Psychodrame dans la filière spatiale, qui n'a pas eu encore son plan de relance. La ministre de l'Enseignement supérieur et de la Recherche (MESRI), en charge du spatial, Frédérique Vidal, et le ministre de l'Économie, Bruno Le Maire, s'opposent depuis quelques semaines sur le lancement d'un éventuel plan de relance dans le spatial, selon plusieurs sources industrielles concordantes. La filière spatiale a déjà raté une fenêtre de tir avec le plan de relance dans l'aéronautique annoncé en grande pompe il y a deux semaines. Un volet spatial était envisagé mais cela a fait un pschitt intersidéral... alors que le plan de relance dans le spatial était prêt, confirment plusieurs sources. "Ce plan de relance, c'est un bide", lâche-t-on même au sein du ministère des Armées.
Pourtant Frédérique Vidal ne demandait vraiment pas la lune à Bercy. Selon nos informations, les discussions portaient sur une enveloppe budgétaire de 300 millions d'euros supplémentaires au niveau national sur la période 2021-2022 pour un secteur considéré il y a peu de temps encore comme stratégique. Le projet n'est toutefois pas abandonné, les discussions se poursuivent. Elles devraient jouer les prolongations tout au long de l'été et atterrir probablement à l'automne, explique-t-on à La Tribune. Mais rien n'est encore acquis.
"Nous sommes conscients que le secteur spatial est actuellement confronté à de vraies difficultés. Il faut aider les industriels dans le cadre d'une stratégie de relance globale. On a travaillé au sein du Cospace (instance où se réunissent le MESRI, Bercy, le ministère des Armées, le CNES et les industriels, ndlr) sur de vrais projets porteurs d'avenir pour la filière", explique-t-on au MESRI.
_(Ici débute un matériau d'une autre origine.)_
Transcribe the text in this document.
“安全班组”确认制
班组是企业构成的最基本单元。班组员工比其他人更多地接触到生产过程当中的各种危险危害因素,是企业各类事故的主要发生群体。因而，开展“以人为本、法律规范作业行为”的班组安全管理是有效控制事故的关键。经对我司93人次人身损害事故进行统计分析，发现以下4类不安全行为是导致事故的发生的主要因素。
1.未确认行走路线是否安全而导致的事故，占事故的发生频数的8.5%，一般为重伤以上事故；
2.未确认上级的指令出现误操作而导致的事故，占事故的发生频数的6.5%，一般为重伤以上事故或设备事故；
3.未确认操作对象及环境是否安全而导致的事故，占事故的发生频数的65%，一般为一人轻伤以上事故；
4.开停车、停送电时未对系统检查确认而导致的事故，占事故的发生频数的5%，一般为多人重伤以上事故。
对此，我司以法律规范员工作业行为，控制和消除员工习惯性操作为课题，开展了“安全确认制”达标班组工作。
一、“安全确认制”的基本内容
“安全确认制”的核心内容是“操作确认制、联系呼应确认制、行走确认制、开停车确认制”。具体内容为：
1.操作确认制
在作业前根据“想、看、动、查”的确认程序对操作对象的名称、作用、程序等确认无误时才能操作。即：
Un peu plus de 200 millions en jeu
Aussi, la filière spatiale attend aujourd'hui encore désespérément sur le pas de tir. Si elle est beaucoup moins touchée par la crise du Covid-19 que l'aéronautique, certaines sociétés du secteur pourraient toutefois perdre "jusqu'à un quart de leur chiffre d'affaires", explique-t-on à La Tribune. Notamment celles qui exportent beaucoup : les bons clients de l'industrie spatiale tricolore, notamment au Proche et Moyen-Orient, reportent leurs commandes en raison de la baisse de leurs ressources pétrolières et gazières. Dans ce contexte, la filière spatiale attend donc beaucoup du rendez-vous prévu ce mardi entre Frédérique Vidal et Gérald Darmanin pour discuter du prochain budget de son ministère.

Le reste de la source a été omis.